According to Sargon II's annals, the emperor had deposed Azuri, the previous king of Ashdod, for plotting to skirt the paying of tribute to Assyria, and replaced him with his brother, Ahi-Miti. However, shortly afterwards, the Hittites apparently invaded Ashdod and placed Iamani, a member of the lower class, on the throne. Much like Azuri, Iamani did not respect Neo-Assyrian suzerainty, and so in c. 712 BCE Sargon marched with his personal retinue to the Levant. When Iamani became aware of the emperor's advance, he fled to Egypt, leaving behind his family. Upon his arrival, Sargon captured Ashdod and Ashdod-Yam, as well as Gath; which Ashdod apparently controlled during Iamani's reign. Incidentally, this is the last time Gath appears in historical records, which may indicate Sargon II's forces destroyed the city rather than simply capturing it. In any event, Sargon's successful invasion marked the end of an independent Philistia, which would now persist under direct Assyrian rule until the empire's collapse.
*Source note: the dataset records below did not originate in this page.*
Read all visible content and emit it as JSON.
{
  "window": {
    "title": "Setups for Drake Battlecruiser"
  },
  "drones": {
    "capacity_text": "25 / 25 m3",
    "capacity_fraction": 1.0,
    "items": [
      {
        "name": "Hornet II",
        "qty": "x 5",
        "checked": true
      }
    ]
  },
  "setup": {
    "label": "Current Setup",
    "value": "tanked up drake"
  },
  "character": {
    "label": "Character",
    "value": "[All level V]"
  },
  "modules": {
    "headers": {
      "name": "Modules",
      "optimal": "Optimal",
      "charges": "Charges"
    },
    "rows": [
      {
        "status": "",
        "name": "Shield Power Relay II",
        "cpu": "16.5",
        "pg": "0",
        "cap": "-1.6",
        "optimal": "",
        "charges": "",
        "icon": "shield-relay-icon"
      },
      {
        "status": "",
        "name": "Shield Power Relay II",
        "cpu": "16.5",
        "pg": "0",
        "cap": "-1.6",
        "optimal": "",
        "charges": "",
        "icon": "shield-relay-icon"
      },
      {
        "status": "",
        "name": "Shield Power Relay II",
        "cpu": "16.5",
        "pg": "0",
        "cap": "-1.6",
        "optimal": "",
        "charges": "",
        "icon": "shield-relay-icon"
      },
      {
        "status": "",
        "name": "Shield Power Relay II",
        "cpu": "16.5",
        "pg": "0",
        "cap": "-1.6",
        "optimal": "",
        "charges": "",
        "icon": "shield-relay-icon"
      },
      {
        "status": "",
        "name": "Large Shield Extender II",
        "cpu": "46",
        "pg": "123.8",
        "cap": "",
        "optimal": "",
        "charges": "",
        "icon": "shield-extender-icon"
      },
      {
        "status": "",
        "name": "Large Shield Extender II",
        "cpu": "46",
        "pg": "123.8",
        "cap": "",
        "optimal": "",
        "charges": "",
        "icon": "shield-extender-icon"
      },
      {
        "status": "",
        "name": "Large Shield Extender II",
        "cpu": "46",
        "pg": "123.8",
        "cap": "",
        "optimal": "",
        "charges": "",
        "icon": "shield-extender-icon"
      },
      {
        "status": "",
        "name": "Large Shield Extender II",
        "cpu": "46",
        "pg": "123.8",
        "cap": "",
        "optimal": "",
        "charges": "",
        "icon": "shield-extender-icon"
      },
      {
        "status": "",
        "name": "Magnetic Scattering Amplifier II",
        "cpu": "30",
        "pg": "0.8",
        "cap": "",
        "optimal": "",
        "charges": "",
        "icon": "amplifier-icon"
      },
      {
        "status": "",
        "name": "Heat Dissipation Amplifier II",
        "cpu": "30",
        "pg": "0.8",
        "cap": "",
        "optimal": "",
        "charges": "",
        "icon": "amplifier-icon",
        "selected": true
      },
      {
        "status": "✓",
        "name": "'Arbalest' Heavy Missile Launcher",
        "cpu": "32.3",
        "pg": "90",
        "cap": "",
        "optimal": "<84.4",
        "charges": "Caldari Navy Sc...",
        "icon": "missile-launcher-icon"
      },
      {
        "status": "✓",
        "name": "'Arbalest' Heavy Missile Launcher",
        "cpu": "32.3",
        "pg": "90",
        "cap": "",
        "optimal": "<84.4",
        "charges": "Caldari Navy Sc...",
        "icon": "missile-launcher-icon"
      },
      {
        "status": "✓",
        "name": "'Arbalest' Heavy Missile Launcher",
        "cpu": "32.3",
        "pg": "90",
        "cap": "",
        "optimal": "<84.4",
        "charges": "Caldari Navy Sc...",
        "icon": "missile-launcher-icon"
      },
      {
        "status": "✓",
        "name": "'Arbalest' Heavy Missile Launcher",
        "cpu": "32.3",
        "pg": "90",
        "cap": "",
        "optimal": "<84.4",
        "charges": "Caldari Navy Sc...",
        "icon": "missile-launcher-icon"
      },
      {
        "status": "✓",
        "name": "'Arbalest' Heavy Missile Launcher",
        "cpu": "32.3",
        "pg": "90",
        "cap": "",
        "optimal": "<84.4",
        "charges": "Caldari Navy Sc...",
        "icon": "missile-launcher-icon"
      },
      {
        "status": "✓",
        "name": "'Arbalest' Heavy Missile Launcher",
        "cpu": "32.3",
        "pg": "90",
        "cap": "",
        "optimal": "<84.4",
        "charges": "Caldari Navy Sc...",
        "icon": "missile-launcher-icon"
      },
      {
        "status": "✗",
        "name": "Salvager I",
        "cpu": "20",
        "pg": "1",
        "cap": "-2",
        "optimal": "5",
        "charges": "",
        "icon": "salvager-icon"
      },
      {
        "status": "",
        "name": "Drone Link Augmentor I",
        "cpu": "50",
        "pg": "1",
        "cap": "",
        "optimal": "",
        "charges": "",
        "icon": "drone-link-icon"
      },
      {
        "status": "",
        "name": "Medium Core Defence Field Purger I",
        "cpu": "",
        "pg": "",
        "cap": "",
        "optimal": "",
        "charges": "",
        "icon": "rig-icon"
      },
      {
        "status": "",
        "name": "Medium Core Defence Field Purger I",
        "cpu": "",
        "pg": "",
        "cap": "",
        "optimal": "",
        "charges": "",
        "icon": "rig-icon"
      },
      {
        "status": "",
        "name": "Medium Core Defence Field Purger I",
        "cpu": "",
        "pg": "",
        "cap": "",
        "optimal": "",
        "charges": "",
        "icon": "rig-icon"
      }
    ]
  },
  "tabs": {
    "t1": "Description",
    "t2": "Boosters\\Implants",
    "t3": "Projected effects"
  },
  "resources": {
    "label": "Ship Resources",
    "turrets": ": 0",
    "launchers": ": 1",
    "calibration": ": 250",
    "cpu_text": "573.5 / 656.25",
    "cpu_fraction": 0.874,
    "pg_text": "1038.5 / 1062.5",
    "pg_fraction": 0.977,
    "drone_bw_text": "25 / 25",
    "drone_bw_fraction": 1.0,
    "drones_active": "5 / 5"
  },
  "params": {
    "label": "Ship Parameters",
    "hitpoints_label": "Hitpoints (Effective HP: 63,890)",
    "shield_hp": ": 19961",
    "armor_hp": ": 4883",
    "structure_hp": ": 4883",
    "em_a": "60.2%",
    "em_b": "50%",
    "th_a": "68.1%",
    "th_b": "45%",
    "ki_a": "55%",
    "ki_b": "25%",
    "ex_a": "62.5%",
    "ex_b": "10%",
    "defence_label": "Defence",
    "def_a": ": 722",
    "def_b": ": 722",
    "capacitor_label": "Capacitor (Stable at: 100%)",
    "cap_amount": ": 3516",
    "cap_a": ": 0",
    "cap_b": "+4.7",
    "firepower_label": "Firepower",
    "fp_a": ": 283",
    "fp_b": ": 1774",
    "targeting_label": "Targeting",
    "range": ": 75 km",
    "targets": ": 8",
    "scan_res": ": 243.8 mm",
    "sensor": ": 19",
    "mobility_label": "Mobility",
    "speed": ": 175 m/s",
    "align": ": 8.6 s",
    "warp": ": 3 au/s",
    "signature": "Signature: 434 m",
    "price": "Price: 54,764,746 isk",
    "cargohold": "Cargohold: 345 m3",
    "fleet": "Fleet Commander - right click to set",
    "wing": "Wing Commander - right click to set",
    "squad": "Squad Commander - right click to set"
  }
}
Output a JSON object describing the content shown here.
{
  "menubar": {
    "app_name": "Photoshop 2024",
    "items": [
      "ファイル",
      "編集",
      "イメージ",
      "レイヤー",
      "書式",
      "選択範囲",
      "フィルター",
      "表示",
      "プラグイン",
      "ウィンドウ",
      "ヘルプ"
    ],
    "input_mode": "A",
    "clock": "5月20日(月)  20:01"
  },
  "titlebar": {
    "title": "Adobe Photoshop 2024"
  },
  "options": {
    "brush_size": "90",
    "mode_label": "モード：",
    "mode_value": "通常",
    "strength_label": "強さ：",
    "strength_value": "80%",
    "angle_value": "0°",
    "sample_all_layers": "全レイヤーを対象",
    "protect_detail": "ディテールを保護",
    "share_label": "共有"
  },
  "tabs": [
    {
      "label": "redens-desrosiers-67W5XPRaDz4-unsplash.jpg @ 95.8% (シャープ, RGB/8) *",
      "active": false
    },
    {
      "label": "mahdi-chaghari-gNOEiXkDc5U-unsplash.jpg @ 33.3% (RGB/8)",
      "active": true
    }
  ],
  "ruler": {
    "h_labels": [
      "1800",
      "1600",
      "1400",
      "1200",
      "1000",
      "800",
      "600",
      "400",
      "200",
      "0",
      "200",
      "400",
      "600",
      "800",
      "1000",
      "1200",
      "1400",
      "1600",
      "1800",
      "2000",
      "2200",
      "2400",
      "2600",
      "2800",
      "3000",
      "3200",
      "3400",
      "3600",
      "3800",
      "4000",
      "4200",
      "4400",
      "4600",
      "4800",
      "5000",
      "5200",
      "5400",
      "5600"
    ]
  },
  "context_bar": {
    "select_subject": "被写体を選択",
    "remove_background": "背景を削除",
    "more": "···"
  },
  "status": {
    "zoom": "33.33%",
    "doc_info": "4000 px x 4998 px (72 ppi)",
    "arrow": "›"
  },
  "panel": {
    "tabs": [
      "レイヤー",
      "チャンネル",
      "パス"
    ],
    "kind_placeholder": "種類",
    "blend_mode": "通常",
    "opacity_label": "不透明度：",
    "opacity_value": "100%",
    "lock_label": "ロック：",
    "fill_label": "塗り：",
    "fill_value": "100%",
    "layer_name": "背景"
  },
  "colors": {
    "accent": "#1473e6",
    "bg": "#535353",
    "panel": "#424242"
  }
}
After Ashdod's capture, Shebitku, the king of Egypt, apparently found Iamani in the midst of a people whom the Assyrians had never heard of, or rather, "[who]se ancestors [from the] distant [past] until now had nev[er s]ent their mounted messenger(s) to the kings, (Sargon II's) ancestors, in order to inquire about their well-being", and captured Iamani and sent him to Assyria for fear that the empire would inflict a similar fate upon Egypt. At this point, Iamani disappears from the annals, and his fate is never mentioned. That said, despite his sedition, Sargon probably allowed him to return to the throne.